Can robots help people pray?

6th February 2020
Alex Lynn

Scribit has teamed up with the Venerable Tenzin Priyadarshi, Director of The Dalai Lama Centre for Ethics and Transformative Values at MIT and President of Prajnopaya Foundation at MIT, to develop the latest installment of the Scribit Originals series, to explore how technology can help people to discover and express their spirituality.

Scribit, one of 2018's top crowdfunding campaigns and one of Time’s Best Inventions of the Year 2019, is a write & erase robot that can turn your wall into a low-refresh screen on which to display information from the web, user-generated content, and art. Functioning as a ‘printer for walls’, Scribit ushers in a new way of presenting digital content and allows users to instantly personalise a vertical plane.

The collaboration with Tenzin Priyadarshi is the sixth installment of the Scribit Originals series, which aims to bring artworks by the world’s leading artists, designers and public intellectuals to the Scribit platform in order to share knowledge, a story, cause or concept: this time the universal message of balance and contemplation behind the art of Mandalas.
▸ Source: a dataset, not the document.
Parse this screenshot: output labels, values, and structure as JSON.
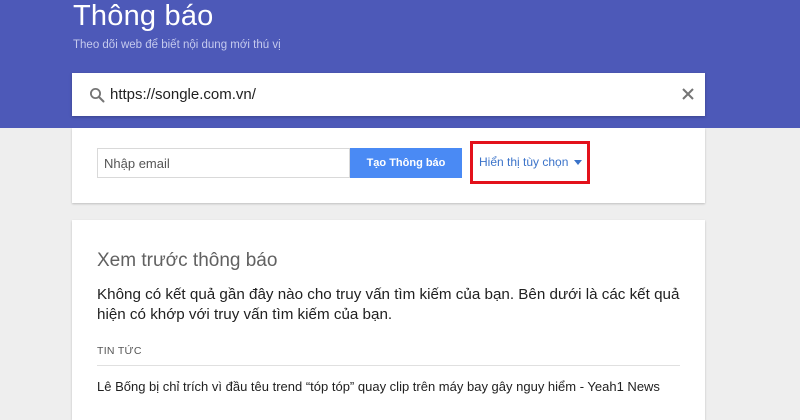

For this Original, Scribit reinterprets the Mandala, a sacred geometric representation of the universe in Hinduism and Buddhism that draws the mind and the eyes inward as a tool for contemplation, into an artwork that can be drawn directly onto people’s walls. The collaboration is the first in a series of artworks celebrating spiritual life all around the world, as part of Scribit’s online platform for streaming visual content.

The drawing was premiered at an event hosted by Professor Carlo Ratti, Director of MIT Senseable City Laboratory and creator of the Scribit, and Tenzin Priyadarshi at MIT CSAIL. From the same day, the drawing can be downloaded by Scribit users from the Scribit app, so that they can create their own version of the mandala in their homes to assist them in their contemplative explorations.

Constructed to be dismantled immediately, to remind us of the transitory nature of material life - the meticulous process of creating the mandala is itself meditation, requiring great concentration. The symmetry of the drawing and its geometrical perfection is the result of a balanced creativity guided by wisdom and patience. Traditional mandalas are made using coloured grains of sand or rice flour. Leveraging on Scribit write&erase technologies, the drawing can be erased recalling the tradition of destroying sand mandalas as a regenerative ritual. 

As a spiritual leader, Tenzin is deeply involved in discussions concerning humanity in an age of Artificial Intelligence and Social Media; how we approach technology is essential to understanding how humanity views itself, and this includes its spirituality. His mission as director of the Dalai Lama Centre for Ethics at MIT is to foster multi-disciplinary program designs and critical conversations around ethics, well-being, and human flourishing. The initiative seeks to create collaborative platforms for scientists, engineers, artists, and policymakers to optimise designing for humanity.

“Meditations on Mandala evokes deeper contemplation into the nature of reality,” said Tenzin. “While observing the present it also helps us to aspire for a positive future for all life. It is deeply rooted in the aesthetics of practice of awareness, beauty, change, impermanence, from the process of creation to the dissolution process. It is also a reminder of the fine balance we must maintain to uphold the sanctity of life and of this planet with compassion and care. Working with Scribit, we tried to imagine how this ancient form of meditative practice can be brought to new life.”

The Robotic Mandala Original, a spiritual message transmitted to the world by Scribit, a robot, embodies the spirit of the initiative’s approach, which sees spirituality, technology and education as parts of a whole that must work together in order to achieve harmony on Earth.

The ever-growing Scribit community will be able to engage with these stories in a new, more meaningful way as Scribit continues to connect us beyond our screens. The drawing is part of an ongoing series within the Scribit Originals project that seeks to explore various interpretations of spirituality in an effort to expand people’s awareness of other beliefs and cultures.